Сенатор позвал Альбу. Девушка не видела Луису Мору с семилетнего возраста, но превосходно помнила ее. Она нежно обняла ее и с удовольствием вдохнула ни с чем не сравнимый запах фиалок.
— Я пришла сказать тебе, девочка, чтобы ты остерегалась, — проговорила Луиса Мора, после того как вытерла слезы, выступившие от волнения. — Смерть идет за тобой по пятам. Твоя бабушка Клара оберегает тебя Оттуда, но она велела передать тебе, что духи-заступники бессильны во времена великих катастроф. Лучше бы тебе отправиться в путешествие через океан, где ты будешь в безопасности.
В этот момент сенатор Труэба потерял терпение и был уверен, что перед ним безумная старуха. Через десять месяцев и одиннадцать дней он вспомнит предсказание Луисы Моры, когда Альбу уведут ночью во время комендантского часа.
В день военного переворота рассвет был особенно радостным, сияло солнце, что редко случается ранней весной. Хайме проработал почти всю ночь, и к семи утра ему удалось поспать часа два. Его разбудил телефонный звонок, и странно изменившийся голос секретарши окончательно спугнул его сон. Ему звонили из Дворца, чтобы он явился как можно скорее в резиденцию товарища Президента, нет, товарищ Президент не болен, нет, она не знает, что происходит, она следует приказу созвать всех врачей, имеющих отношение к Президенту.
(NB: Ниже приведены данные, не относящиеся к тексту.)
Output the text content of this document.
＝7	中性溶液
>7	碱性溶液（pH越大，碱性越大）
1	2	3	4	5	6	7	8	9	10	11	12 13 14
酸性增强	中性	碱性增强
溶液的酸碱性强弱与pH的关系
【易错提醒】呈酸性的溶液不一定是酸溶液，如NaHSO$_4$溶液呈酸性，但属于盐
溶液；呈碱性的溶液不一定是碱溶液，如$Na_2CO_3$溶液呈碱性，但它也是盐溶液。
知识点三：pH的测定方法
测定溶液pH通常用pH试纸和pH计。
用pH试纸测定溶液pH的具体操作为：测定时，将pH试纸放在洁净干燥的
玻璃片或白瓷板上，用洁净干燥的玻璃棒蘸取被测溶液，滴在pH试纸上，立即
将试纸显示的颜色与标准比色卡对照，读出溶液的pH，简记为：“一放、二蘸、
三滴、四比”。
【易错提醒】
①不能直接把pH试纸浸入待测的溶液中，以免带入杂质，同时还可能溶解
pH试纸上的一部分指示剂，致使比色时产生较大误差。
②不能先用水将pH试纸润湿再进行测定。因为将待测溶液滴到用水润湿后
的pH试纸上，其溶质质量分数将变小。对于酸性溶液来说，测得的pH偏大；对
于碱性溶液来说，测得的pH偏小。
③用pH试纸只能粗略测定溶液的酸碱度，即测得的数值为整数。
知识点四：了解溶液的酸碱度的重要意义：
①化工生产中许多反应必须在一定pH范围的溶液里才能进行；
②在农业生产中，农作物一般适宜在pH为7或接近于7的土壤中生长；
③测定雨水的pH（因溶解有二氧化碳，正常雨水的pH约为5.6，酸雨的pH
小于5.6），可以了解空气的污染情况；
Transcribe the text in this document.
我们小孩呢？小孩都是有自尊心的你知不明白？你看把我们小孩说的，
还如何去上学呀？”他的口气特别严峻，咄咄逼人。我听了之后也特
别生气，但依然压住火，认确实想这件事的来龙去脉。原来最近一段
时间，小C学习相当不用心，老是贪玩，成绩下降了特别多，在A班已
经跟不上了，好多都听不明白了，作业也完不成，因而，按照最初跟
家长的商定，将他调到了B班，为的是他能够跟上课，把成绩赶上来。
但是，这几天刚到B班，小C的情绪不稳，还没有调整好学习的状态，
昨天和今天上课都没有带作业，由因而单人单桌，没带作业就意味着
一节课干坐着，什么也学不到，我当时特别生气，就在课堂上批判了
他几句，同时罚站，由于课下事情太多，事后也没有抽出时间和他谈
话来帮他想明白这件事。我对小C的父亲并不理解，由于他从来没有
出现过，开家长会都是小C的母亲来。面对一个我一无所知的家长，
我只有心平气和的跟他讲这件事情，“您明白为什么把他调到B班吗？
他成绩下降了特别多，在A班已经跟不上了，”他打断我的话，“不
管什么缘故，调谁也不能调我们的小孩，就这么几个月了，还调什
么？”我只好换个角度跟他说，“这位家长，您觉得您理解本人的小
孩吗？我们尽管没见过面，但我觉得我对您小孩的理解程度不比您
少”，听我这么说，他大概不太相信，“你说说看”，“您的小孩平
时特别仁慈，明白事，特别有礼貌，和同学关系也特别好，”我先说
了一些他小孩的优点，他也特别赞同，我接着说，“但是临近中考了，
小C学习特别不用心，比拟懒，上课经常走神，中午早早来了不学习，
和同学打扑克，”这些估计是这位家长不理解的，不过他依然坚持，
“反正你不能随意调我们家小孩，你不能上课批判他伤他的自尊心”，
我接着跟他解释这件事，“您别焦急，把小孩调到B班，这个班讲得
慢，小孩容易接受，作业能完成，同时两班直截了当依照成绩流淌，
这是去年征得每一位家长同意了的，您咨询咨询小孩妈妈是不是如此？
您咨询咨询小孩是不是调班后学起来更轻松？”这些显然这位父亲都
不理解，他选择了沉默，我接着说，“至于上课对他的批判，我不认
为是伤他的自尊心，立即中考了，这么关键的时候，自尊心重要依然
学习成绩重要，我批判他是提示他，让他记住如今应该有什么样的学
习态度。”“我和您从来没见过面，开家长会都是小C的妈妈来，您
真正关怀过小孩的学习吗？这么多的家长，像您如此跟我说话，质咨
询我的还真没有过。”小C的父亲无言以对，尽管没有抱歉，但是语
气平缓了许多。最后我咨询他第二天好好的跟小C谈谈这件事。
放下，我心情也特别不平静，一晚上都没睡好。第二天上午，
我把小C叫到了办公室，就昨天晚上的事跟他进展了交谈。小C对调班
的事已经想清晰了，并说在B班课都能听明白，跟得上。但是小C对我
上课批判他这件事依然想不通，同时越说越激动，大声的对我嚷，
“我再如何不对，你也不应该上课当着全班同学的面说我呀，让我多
Хайме оделся, как лунатик, и сел в машину: благодаря своей профессии он имел право ежедневно получать бензин, иначе пришлось бы ему добираться до центра на велосипеде. Он приехал во Дворец в восемь и удивился, увидев, что площадь пуста, а в дверях правительственного здания расположился отряд солдат, одетых по-боевому, в касках, с оружием в руках.
Хайме оставил машину на безлюдной площади, не обращая внимания на знаки солдат, запрещающих здесь останавливаться. Он вышел из машины, и его мгновенно окружили, наведя на него пистолеты.
— Что происходит, товарищи? У нас война с китайцами? — улыбнулся Хайме.
— Проходите, здесь нельзя задерживаться! Движение запрещено! — приказал офицер.
— Очень сожалею, но меня вызвали из канцелярии Президента, — возразил Хайме, показывая удостоверение. — Я врач.
Его проводили до тяжелых деревянных дверей Дворца, где группа карабинеров несла караул, и разрешили войти. В здании царила тревога будто при кораблекрушении, служащие сновали по лестницам, а личная охрана Президента передвигала мебель к окнам и раздавала пистолеты ближайшему окружению. Президент вышел навстречу Хайме. На нем была боевая каска, которая абсолютно не вязалась с легким спортивным костюмом и итальянскими туфлями. Тогда Хайме понял, что случилось что-то серьезное.
— Морской флот [57] поднял восстание, доктор, — коротко объяснил Президент. — Наступило время борьбы.
Хайме подошел к телефону и позвонил Альбе, сказав, чтобы она не выходила из дома, и попросив ее передать это же Аманде. Больше он уже никогда не говорил с нею, ибо события развернулись поистине головокружительно. В последующий час прибыло несколько министров и политических деятелей из правительства, и начались телефонные переговоры с восставшими: пытались определить масштабы мятежа и найти мирное решение конфликта. Однако к половине десятого Вооруженные силы страны уже находились под командованием военных путчистов. В казармах избавлялись от тех, кто оставался верен конституции. Генерал от карабинеров приказал охране Дворца выйти, потому что полиция тоже перешла на сторону путча.
— Можете идти, товарищи, только оставьте оружие, — сказал Президент.
Карабинеры пришли в смущение, но приказ генерала решил дело. Никто не осмелился посмотреть в глаза главе государства, они сложили оружие во внутреннем дворике и вышли строем, опустив головы. В дверях один из них обернулся.
— Я остаюсь с вами, товарищ Президент, — сказал он.